What's required to enable this?

A Next-Gen SIEM data connector in Falcon (to obtain the API URL and API key), an Eyeglass VM with outbound HTTPS, and Superna webhook configuration. Installation takes approximately 15-20 minutes using the automated installer.

Which fields are forwarded?

Common fields include eventid, host (from clientIPs[0]), severity, state, nes, user, userName, shares[], detected (seconds), protocol, and files[]. Events are mapped to CrowdStrike Parsing Standard (CPS) format for native compatibility.

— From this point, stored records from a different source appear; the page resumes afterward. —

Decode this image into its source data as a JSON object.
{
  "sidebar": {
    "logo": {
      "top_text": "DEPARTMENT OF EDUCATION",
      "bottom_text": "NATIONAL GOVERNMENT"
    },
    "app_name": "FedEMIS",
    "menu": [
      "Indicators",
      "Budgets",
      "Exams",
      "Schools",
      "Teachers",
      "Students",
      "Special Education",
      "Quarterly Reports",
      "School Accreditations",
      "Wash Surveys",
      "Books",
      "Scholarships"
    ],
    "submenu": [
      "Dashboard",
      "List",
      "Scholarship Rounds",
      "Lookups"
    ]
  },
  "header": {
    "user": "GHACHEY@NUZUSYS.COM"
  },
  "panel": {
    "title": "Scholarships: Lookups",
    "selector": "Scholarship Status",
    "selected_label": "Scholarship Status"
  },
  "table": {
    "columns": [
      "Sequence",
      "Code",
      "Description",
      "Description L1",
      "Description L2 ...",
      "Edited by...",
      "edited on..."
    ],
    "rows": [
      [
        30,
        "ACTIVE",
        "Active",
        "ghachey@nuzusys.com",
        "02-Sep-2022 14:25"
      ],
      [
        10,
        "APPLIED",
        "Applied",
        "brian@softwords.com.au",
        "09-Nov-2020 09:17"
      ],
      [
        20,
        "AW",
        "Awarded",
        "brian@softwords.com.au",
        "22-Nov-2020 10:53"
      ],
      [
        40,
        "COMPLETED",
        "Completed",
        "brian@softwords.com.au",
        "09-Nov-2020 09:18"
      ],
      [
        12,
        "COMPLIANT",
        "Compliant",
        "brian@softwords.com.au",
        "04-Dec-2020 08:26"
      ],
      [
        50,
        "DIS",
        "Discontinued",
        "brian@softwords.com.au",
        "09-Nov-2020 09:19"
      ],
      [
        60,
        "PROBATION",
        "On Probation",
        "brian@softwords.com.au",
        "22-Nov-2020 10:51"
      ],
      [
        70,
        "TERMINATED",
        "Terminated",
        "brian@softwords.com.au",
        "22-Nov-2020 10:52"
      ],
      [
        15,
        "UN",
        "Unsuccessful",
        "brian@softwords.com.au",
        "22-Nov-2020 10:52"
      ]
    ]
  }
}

Is there a performance impact?

Minimal. The service makes small HTTPS posts to the collector API. Scope webhooks to critical/meaningful findings (Critical and Major severities recommended) to minimize event volume and avoid alert fatigue.

Any common pitfalls?

Using the wrong ingest URL/region, stale API key, blocking outbound HTTPS, or sending low-signal alarms instead of high-confidence findings. Always verify the API URL region matches your Falcon tenant region.

Can I use an HTTP proxy?

No. HTTP/HTTPS proxy routing is not supported. The integration requires direct outbound HTTPS connectivity from the Eyeglass VM to CrowdStrike.

How do I upgrade the integration?

Upgrade and rollback functionality is not available. To modify the configuration, run the installer again with updated settings.

What happens if the service stops?

Events will not be forwarded to CrowdStrike until the service is restarted. The service is configured to auto-start on boot via systemd. Check service status with systemctl status crowdstrike-siem.service.

How do I build correlation rules in Next-Gen SIEM?

Use the Event Search interface to build saved searches based on Superna event fields. Examples: vendor=Superna severity=CRITICAL or vendor=Superna state=LOCKED_OUT. You can create alerts from saved searches to trigger notifications or automated response actions.